Samsung and AMD are working together on the development of a new Radeon GPU for mobile devices, that is, for smartphones and tablets, a very interesting project that could come integrated into high-end Exynos SoCs next generation of the South Korean giant.
As our most advanced readers will know, Exynos SoCs currently use ARM Mali GPUs. Its performance is not bad, but are not at the level of Qualcomm’s Adreno, which makes Galaxy terminals that have Exynos SoCs offer inferior performance in graphics-intensive applications (games, for example) compared to their equivalents with Snapdragon 865 SoC.
This allows us to understand why Samsung has been so concerned with developing, along with AMD, a Radeon GPU. customized for smartphones and tablets. This GPU will be based on the RDNA architecture, the same one that powers the Radeon RX 5000, although adapted to the peculiarities of this type of device. We don’t know its final specifications yet, but according to the first performance tests that have started to appear it could completely wind down the most powerful Qualcomm has right now on the market.
GPU Radeon vs.

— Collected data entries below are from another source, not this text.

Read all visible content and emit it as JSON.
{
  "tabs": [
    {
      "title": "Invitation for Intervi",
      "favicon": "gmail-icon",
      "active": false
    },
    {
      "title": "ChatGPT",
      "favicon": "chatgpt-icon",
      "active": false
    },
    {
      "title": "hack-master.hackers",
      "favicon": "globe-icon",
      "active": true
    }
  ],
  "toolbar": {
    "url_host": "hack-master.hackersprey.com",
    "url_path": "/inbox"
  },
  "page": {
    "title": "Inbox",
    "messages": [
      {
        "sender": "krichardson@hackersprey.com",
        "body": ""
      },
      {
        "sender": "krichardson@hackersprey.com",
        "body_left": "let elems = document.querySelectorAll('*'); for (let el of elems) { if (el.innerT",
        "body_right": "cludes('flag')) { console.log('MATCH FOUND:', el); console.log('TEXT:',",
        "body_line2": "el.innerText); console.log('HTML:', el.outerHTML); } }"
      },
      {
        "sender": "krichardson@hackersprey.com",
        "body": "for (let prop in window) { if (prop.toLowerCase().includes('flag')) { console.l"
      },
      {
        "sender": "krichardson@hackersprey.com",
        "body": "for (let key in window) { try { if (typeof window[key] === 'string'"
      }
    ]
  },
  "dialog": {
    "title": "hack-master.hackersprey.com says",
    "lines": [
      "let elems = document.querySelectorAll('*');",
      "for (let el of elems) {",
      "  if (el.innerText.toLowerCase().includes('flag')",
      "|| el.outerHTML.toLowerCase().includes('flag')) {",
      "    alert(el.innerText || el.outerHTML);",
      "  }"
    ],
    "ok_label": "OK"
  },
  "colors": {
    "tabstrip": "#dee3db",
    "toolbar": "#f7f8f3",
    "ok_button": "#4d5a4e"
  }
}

GPU Adreno 650
Performance tests take as a reference point GFXBench. In it, an Adreno 650 GPU scores 123 FPS in the Manhattan 3.1 test, 53 FPS in Aztec Normal and 20 FPS in Aztec High.
Interesting, but the Samsung and AMD Radeon GPU for mobile devices achieves much higher scores:
181 FPS in the Manhattan 3.1 test, up to 47% better than the Adreno 650.
138 FPS in Aztec Normal, an increase of more than double compared to the Adreno 650.
58 FPS at Aztec High, almost triple compared to the Adreno 650.
These numbers paint a very positive picture for that Radeon GPU, and also for the future of collaboration between Samsung and AMD. We cannot rule out that both companies decide to venture into the joint development of a gaming smartphone based on a fully customized Radeon GPU, although at the moment there is nothing official in this regard.
If everything goes according to plan, the debut of this first Radeon GPU for mobile devices should hit the market in 2021. If this deadline is met, it would most likely be integrated into the Exynos SoC of the Galaxy S30, or Galaxy S21, since Samsung’s new flagship could be called both.